И тогда сходы крестьян отвечали:
— Если без земли, то мы несогласные. Мы — ваши, а земля — наша.
Она вспоминала, как Иван Дмитриевич Якушкин еще 25 лет назад так же безуспешно пытался освободить своих крестьян и получил от них такой же ответ.
Но ведь это было двадцать пять лет назад. Неужели с тех пор ничего не изменилось? Оказалось, ничего…
Она все более и более мрачнела, замыкалась о себе. Ей едва за пятьдесят, впереди — череда безрадостных, постылых лет и никакой светлой искорки, никакого просвета. Она по-прежнему заботилась о своих воспитанницах, учила их, но руки ее опускались от ненужности и бесполезности жизни. Она подолгу молилась, но теперь молитва не доставляла ей никакого отсвета, и она была близка к мысли о самоубийстве. Ее сдерживало лишь одно — Бог не прощает самоубийц…
Самым мрачным зимним вечером она едва приткнулась в креслах, чтобы подремать — настоящий сон не приходил к ней, она перестала спать так глубоко и покойно, как спала в Сибири.

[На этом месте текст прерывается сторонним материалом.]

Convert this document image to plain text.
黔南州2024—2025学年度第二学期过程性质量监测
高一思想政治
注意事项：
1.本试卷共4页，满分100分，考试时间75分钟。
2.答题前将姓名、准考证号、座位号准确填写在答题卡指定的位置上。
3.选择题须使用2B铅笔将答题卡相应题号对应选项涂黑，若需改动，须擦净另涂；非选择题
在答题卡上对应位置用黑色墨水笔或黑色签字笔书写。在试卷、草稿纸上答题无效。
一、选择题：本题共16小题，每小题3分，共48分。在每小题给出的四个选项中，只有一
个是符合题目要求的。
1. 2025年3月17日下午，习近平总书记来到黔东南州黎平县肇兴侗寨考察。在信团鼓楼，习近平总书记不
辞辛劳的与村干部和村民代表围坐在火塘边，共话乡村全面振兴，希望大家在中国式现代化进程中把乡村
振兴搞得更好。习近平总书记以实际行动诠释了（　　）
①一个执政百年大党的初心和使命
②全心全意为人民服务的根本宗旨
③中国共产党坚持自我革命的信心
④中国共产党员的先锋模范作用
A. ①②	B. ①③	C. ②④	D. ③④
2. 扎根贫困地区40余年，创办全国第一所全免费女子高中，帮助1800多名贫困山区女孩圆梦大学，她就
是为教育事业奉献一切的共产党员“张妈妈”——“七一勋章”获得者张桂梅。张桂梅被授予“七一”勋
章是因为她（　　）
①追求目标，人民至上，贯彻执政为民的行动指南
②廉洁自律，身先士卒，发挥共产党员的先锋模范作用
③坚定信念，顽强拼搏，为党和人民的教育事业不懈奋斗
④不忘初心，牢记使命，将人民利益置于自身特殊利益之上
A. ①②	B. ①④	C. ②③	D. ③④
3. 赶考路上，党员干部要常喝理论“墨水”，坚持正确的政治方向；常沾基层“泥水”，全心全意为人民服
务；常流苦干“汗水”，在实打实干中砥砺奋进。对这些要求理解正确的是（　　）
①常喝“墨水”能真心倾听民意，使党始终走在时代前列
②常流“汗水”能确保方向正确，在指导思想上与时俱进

Едва закрыла она глаза, как раздался голос, тот же глуховатый, спокойный и размеренный, что она слышала на лесной поляне.
Она вздрогнула и увидела старца Федора Кузьмича.
Он что-то говорил, она не слышала его, губы его шевелились, но слова словно входили в ее душу, голос же, глуховатый и размеренный, не позволял разобрать слов.
— Жизнь — радость, — слова входили в ее сердце не от звука голоса, а сами по себе складывались ее душой, — ты страдаешь, значит, душа твоя очищается, возвышается. Береги душу, впусти в нее радость жизни…
Она увидела его таким, каким видела тогда на лесной поляне.
— Но ведь ты живой, это только мертвые являются людям, — без слов подумала она, и он словно услышал.
— Позволено и мне иногда, — ответил глуховатым голосом, и слова проникли в самое ее сердце.
— Ты — император Александр, я вспомнила, — опять без слов подумала она, и опять он услышал.
— Разве важно, кто ты на земле, важно, кто ты будешь там… Из первых стал я последним, но ушел от соблазнов, ушел от самолюбия, стал собой, таким, какая у меня душа…
— Но какая радость у меня может быть, если кругом меня — одни могилы?